Cardiac injury is a common complication of BCT [2,3,4,5]. The common injuries include cardiac contusion, valvular damage, and aortic insufficiency [2, 3]. Myocardial contusion is the most frequent cardiac injury following BCT and occurs in 16–76% of patients in motor vehicle accidents; however, traumatic VSR is a rare complication of BCT [1, 4, 6]. VSR may be delayed for several hours to several days after trauma, and its clinical presentation varies from immediate death to complete spontaneous closure [7]. The most common localization of traumatic VSR is in the muscular portion of the interventricular septum near the cardiac apex [3, 5, 7]. In the present case, the patient had no history of congenital heart disease.
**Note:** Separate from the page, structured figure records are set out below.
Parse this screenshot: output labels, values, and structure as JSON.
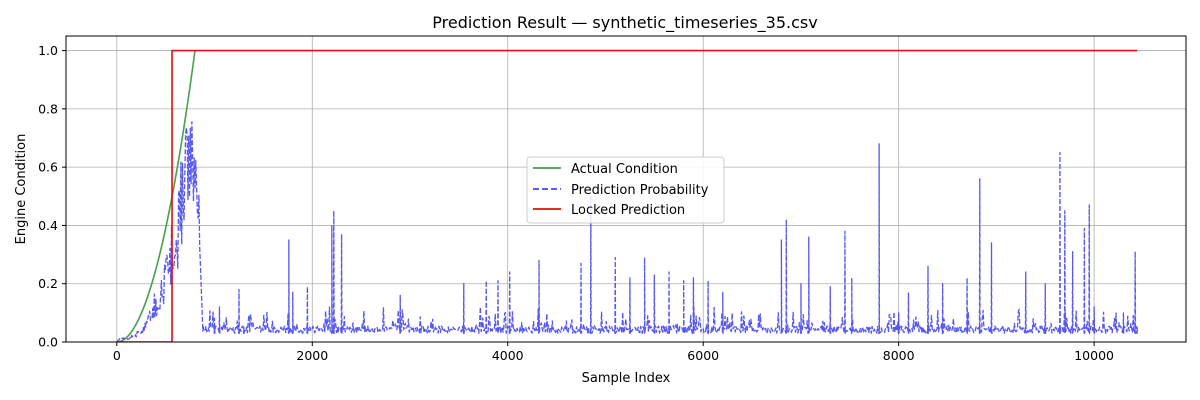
{
  "chart_data": {
    "type": "line",
    "title": "Prediction Result — synthetic_timeseries_35.csv",
    "xlabel": "Sample Index",
    "ylabel": "Engine Condition",
    "xlim": [
      -520,
      10940
    ],
    "ylim": [
      0,
      1.05
    ],
    "xticks": [
      0,
      2000,
      4000,
      6000,
      8000,
      10000
    ],
    "xtick_labels": [
      "0",
      "2000",
      "4000",
      "6000",
      "8000",
      "10000"
    ],
    "yticks": [
      0,
      0.2,
      0.4,
      0.6,
      0.8,
      1.0
    ],
    "ytick_labels": [
      "0.0",
      "0.2",
      "0.4",
      "0.6",
      "0.8",
      "1.0"
    ],
    "grid": true,
    "legend_position": "center-right",
    "series": [
      {
        "name": "Actual Condition",
        "color": "#4aa04a",
        "style": "solid",
        "points": [
          [
            0,
            0
          ],
          [
            100,
            0.016
          ],
          [
            200,
            0.064
          ],
          [
            300,
            0.144
          ],
          [
            400,
            0.256
          ],
          [
            500,
            0.4
          ],
          [
            600,
            0.576
          ],
          [
            700,
            0.784
          ],
          [
            800,
            1.0
          ]
        ]
      },
      {
        "name": "Prediction Probability",
        "color": "#4545f0",
        "style": "dashed",
        "baseline": 0.03,
        "points": [
          [
            0,
            0.0
          ],
          [
            50,
            0.02
          ],
          [
            100,
            0.01
          ],
          [
            200,
            0.03
          ],
          [
            300,
            0.06
          ],
          [
            380,
            0.14
          ],
          [
            450,
            0.2
          ],
          [
            520,
            0.27
          ],
          [
            560,
            0.38
          ],
          [
            600,
            0.3
          ],
          [
            640,
            0.5
          ],
          [
            680,
            0.62
          ],
          [
            700,
            0.7
          ],
          [
            730,
            0.6
          ],
          [
            760,
            0.81
          ],
          [
            790,
            0.55
          ],
          [
            820,
            0.67
          ],
          [
            850,
            0.35
          ],
          [
            880,
            0.05
          ],
          [
            1000,
            0.05
          ],
          [
            1050,
            0.12
          ],
          [
            1250,
            0.18
          ],
          [
            1300,
            0.05
          ],
          [
            1760,
            0.35
          ],
          [
            1800,
            0.17
          ],
          [
            1950,
            0.19
          ],
          [
            2200,
            0.4
          ],
          [
            2220,
            0.45
          ],
          [
            2300,
            0.37
          ],
          [
            2900,
            0.16
          ],
          [
            3550,
            0.2
          ],
          [
            3780,
            0.21
          ],
          [
            3900,
            0.21
          ],
          [
            4020,
            0.24
          ],
          [
            4320,
            0.28
          ],
          [
            4750,
            0.27
          ],
          [
            4850,
            0.5
          ],
          [
            5100,
            0.29
          ],
          [
            5250,
            0.22
          ],
          [
            5400,
            0.29
          ],
          [
            5500,
            0.23
          ],
          [
            5650,
            0.24
          ],
          [
            5800,
            0.21
          ],
          [
            5900,
            0.22
          ],
          [
            6050,
            0.21
          ],
          [
            6200,
            0.17
          ],
          [
            6800,
            0.35
          ],
          [
            6850,
            0.42
          ],
          [
            7000,
            0.2
          ],
          [
            7080,
            0.36
          ],
          [
            7300,
            0.19
          ],
          [
            7450,
            0.38
          ],
          [
            7520,
            0.22
          ],
          [
            7800,
            0.68
          ],
          [
            8000,
            0.1
          ],
          [
            8100,
            0.17
          ],
          [
            8300,
            0.26
          ],
          [
            8450,
            0.2
          ],
          [
            8700,
            0.22
          ],
          [
            8830,
            0.56
          ],
          [
            8950,
            0.34
          ],
          [
            9300,
            0.24
          ],
          [
            9500,
            0.2
          ],
          [
            9650,
            0.65
          ],
          [
            9700,
            0.45
          ],
          [
            9780,
            0.31
          ],
          [
            9900,
            0.39
          ],
          [
            9950,
            0.47
          ],
          [
            10000,
            0.12
          ],
          [
            10300,
            0.1
          ],
          [
            10420,
            0.31
          ],
          [
            10440,
            0.05
          ]
        ]
      },
      {
        "name": "Locked Prediction",
        "color": "#e01010",
        "style": "solid",
        "points": [
          [
            0,
            0
          ],
          [
            565,
            0
          ],
          [
            565,
            1.0
          ],
          [
            10440,
            1.0
          ]
        ]
      }
    ]
  }
}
The first postulated mechanism of VSR is acute compression of the heart between the sternum and the vertebral column, with a resultant sudden rise in intracardiac pressure at the end of diastole or isovolumetric systole. The second postulated mechanism is microvascular disruption caused by myocardial injury, leading to infarction and liquefaction of the septum [1, 2, 4]. The contused myocardium can become necrotic and, subsequently, perforate. Therefore, VSR may occur several hours or months after BCT [7]. The former postulation was considered to be the underlying mechanism in this case, because the rupture occurred in the acute phase and there was no myocardial infarction around the defect. The high pressure of compressed and filled left ventricle caused the VSR in this case; however it is the pressure toward the free wall of left ventricle that caused the fatal cardiac rupture. Right ventricle is more vulnerable site rather than left ventricle. However, in this situation, myocardial damage should have occurred in the left side of the heart not to right side because the pressure of right ventricle is quite low. A conservative approach has been recommended for patients with stable hemodynamics and small defects when the ratio of pulmonary-to-systemic flow is less than 2:1 because spontaneous closure may occur [3, 7]. Echocardiography is a useful method for the diagnosis of VSR, however in the presented case, examination of the heart at the admission detected no VSR. If it is a large automobile accident, computed tomography and echocardiography should be examined in detail, keeping in mind the possibility of cardiac injury even if the hemodynamics are stable for the first time. The only way to treat a large defect and a patient with unstable hemodynamics is prompt diagnosis and emergent operation.

We approached the VSR through the right ventricle, not the left ventricle, to prevent left ventricular function. In the case of VSR after myocardial infarction, we used a large patch to close the infarcted myocardium, the so-called infarct exclusion technique [8], which is placed from inside of the ventricular cavity to the free wall with viable myocardium just to the coronary artery to avoid cutting and residual shunting. In this case, a double patch was used to close the defect. Interrupted, pledgetted horizontal mattress sutures were placed on the healthy ventricular septal wall and not on the left ventricular anterior wall [9]. We think the right ventricular approach and the double-patch method is a suitable and standard technique for this situation.